OPINION    
 


Por Micaela Delgado Steinfeld




Hace un rato leí una opinión que se titulaba "Irak una guerra justa". La verdad no entiendo nada de política, ni de lo que pasa con EEUU (tampoco me interesa mucho), pero lo que si sé es que la guerra es el hecho más horrible y a la vez estúpido que existe. No importa qué país empezó, qué pasó, si es venganza o no, no importa. Dios dijo: "No matarás" y la guerra es matar. Ahora digo:
¿Qué importa si creen en Buda o en Alá? ¿Qué importa si son estadounidenses o israelitas o de cualquier otra nación? No olvidemos que la razón numero dos de la guerra es la intolerancia. Pero la número uno es el dinero y el poder. Y el dinero no hace la felicidad. Y ahora pregunto:
¿Está bien que miles de personas pierdan a sus seres queridos? ¿Está bien que miles de niños queden huérfanos? ¿Quién va a borrar el dolor de su mente? ¿Quién va a reponer las vidas que se perdieron? ¿Quién? ¿Qué culpa tenían aquellas personas que murieron el 11 de septiembre del 2001? ¿Y las de la AMIA, entre otras? ¿No ven que el ser humano es el único ser que mata su propia especie? ¿Nadie recuerda a ese hombre irakí que lloraba la muerte de su bebé y que fué transmitido por la tele? ¿Por qué todos los que hacen la guerra no entienden que el poder no es lo que importa? Lo que importa, lo más importante es el amor, ya sea a un familiar, a un amigo, a un novio/a... Y con él vienen la felicidad, la alegría y muchas otras cosas lindas. Espero que quién escribió el artículo haga una nota diciendo cómo borrar de la mente de un niño de 5 años el haber visto morir a sus padres en la guerra, cuando no tenían nada que ver. Y espero que quienes lean esto, reflexionen y piensen si la muerte y el dolor sirven de algo.
En las armas de guerra se gastan millones y millones de dólares. Con eso en mi país y en otros, mucha gente tendría para comer.

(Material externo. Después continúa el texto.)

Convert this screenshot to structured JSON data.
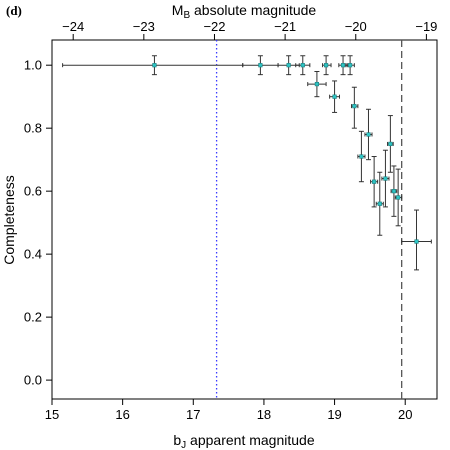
{
  "panel_label": "(d)",
  "chart_data": {
    "type": "scatter",
    "xlabel": "bJ apparent magnitude",
    "xlabel_parts": {
      "main": "b",
      "sub": "J",
      "rest": " apparent magnitude"
    },
    "ylabel": "Completeness",
    "top_axis_label": "MB absolute magnitude",
    "top_axis_label_parts": {
      "main": "M",
      "sub": "B",
      "rest": " absolute magnitude"
    },
    "xlim": [
      15.0,
      20.45
    ],
    "ylim": [
      -0.06,
      1.08
    ],
    "x_ticks": [
      15,
      16,
      17,
      18,
      19,
      20
    ],
    "x_tick_labels": [
      "15",
      "16",
      "17",
      "18",
      "19",
      "20"
    ],
    "y_ticks": [
      0.0,
      0.2,
      0.4,
      0.6,
      0.8,
      1.0
    ],
    "y_tick_labels": [
      "0.0",
      "0.2",
      "0.4",
      "0.6",
      "0.8",
      "1.0"
    ],
    "top_ticks_abs": [
      -24,
      -23,
      -22,
      -21,
      -20,
      -19
    ],
    "top_tick_labels": [
      "−24",
      "−23",
      "−22",
      "−21",
      "−20",
      "−19"
    ],
    "top_axis_mapping": {
      "abs_at_x15": -24.3,
      "abs_per_app": 1.0
    },
    "vlines": [
      {
        "x": 17.33,
        "style": "dotted",
        "color": "#3a3aff"
      },
      {
        "x": 19.95,
        "style": "dashed",
        "color": "#555555"
      }
    ],
    "points": [
      {
        "x": 16.45,
        "y": 1.0,
        "xlo": 15.15,
        "xhi": 17.7,
        "ylo": 0.97,
        "yhi": 1.03
      },
      {
        "x": 17.95,
        "y": 1.0,
        "xlo": 17.7,
        "xhi": 18.2,
        "ylo": 0.97,
        "yhi": 1.03
      },
      {
        "x": 18.35,
        "y": 1.0,
        "xlo": 18.2,
        "xhi": 18.5,
        "ylo": 0.97,
        "yhi": 1.03
      },
      {
        "x": 18.55,
        "y": 1.0,
        "xlo": 18.45,
        "xhi": 18.65,
        "ylo": 0.97,
        "yhi": 1.03
      },
      {
        "x": 18.75,
        "y": 0.94,
        "xlo": 18.62,
        "xhi": 18.88,
        "ylo": 0.9,
        "yhi": 0.98
      },
      {
        "x": 18.88,
        "y": 1.0,
        "xlo": 18.83,
        "xhi": 18.95,
        "ylo": 0.97,
        "yhi": 1.03
      },
      {
        "x": 19.0,
        "y": 0.9,
        "xlo": 18.93,
        "xhi": 19.07,
        "ylo": 0.85,
        "yhi": 0.95
      },
      {
        "x": 19.12,
        "y": 1.0,
        "xlo": 19.06,
        "xhi": 19.18,
        "ylo": 0.97,
        "yhi": 1.03
      },
      {
        "x": 19.22,
        "y": 1.0,
        "xlo": 19.16,
        "xhi": 19.28,
        "ylo": 0.97,
        "yhi": 1.03
      },
      {
        "x": 19.28,
        "y": 0.87,
        "xlo": 19.24,
        "xhi": 19.33,
        "ylo": 0.8,
        "yhi": 0.93
      },
      {
        "x": 19.38,
        "y": 0.71,
        "xlo": 19.33,
        "xhi": 19.43,
        "ylo": 0.63,
        "yhi": 0.79
      },
      {
        "x": 19.48,
        "y": 0.78,
        "xlo": 19.43,
        "xhi": 19.53,
        "ylo": 0.7,
        "yhi": 0.86
      },
      {
        "x": 19.56,
        "y": 0.63,
        "xlo": 19.51,
        "xhi": 19.61,
        "ylo": 0.55,
        "yhi": 0.71
      },
      {
        "x": 19.64,
        "y": 0.56,
        "xlo": 19.59,
        "xhi": 19.69,
        "ylo": 0.46,
        "yhi": 0.66
      },
      {
        "x": 19.72,
        "y": 0.64,
        "xlo": 19.67,
        "xhi": 19.77,
        "ylo": 0.55,
        "yhi": 0.73
      },
      {
        "x": 19.79,
        "y": 0.75,
        "xlo": 19.75,
        "xhi": 19.83,
        "ylo": 0.66,
        "yhi": 0.84
      },
      {
        "x": 19.84,
        "y": 0.6,
        "xlo": 19.8,
        "xhi": 19.88,
        "ylo": 0.52,
        "yhi": 0.68
      },
      {
        "x": 19.9,
        "y": 0.58,
        "xlo": 19.86,
        "xhi": 19.95,
        "ylo": 0.49,
        "yhi": 0.67
      },
      {
        "x": 20.16,
        "y": 0.44,
        "xlo": 19.95,
        "xhi": 20.37,
        "ylo": 0.35,
        "yhi": 0.54
      }
    ]
  }
}
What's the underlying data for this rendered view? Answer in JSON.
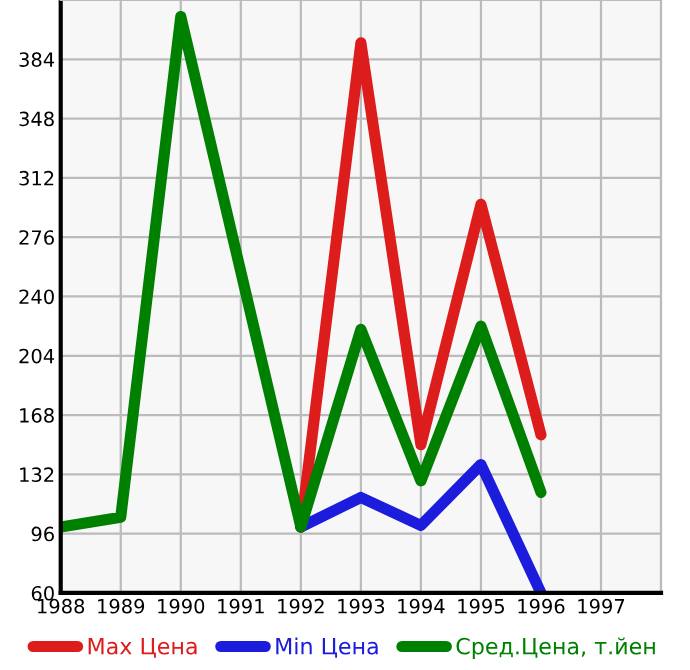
{
  "chart_data": {
    "type": "line",
    "x": [
      1988,
      1989,
      1990,
      1991,
      1992,
      1993,
      1994,
      1995,
      1996
    ],
    "series": [
      {
        "name": "Max Цена",
        "color": "#dd1c1c",
        "values": [
          null,
          null,
          null,
          null,
          100,
          394,
          150,
          296,
          156
        ]
      },
      {
        "name": "Min Цена",
        "color": "#1c1cdd",
        "values": [
          null,
          null,
          null,
          null,
          100,
          118,
          101,
          138,
          60
        ]
      },
      {
        "name": "Сред.Цена, т.йен",
        "color": "#008000",
        "values": [
          100,
          106,
          410,
          255,
          100,
          220,
          128,
          222,
          121
        ]
      }
    ],
    "xlim": [
      1988,
      1998
    ],
    "xticks": [
      1988,
      1989,
      1990,
      1991,
      1992,
      1993,
      1994,
      1995,
      1996,
      1997,
      {
        "value": 1998,
        "label": null
      }
    ],
    "ylim": [
      60,
      420
    ],
    "yticks": [
      60,
      96,
      132,
      168,
      204,
      240,
      276,
      312,
      348,
      384,
      {
        "value": 420,
        "label": null
      }
    ],
    "grid": true,
    "legend": "bottom",
    "marker": "none",
    "line_style": "solid"
  }
}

Una niña japonesa soñaba con crecer y ser féliz. Tenía sueños y esperanzas. Quería crecer, casarse, ser madre entre muchas otras cosas. Su nombre era Naomi y quería mucho a su amigo Toshiro, aunque en realidad sentía un profundo amor por él. Siempre le convidaba con su merienda en los recreos, la quería mucho. Y Naomi también. Ella era una niña que estaba creciendo. Estaba transitando el camino de la pubertad. Amaba a su familia y sentía que el mundo era algo maravilloso y nuevo. La mató la bomba atómica.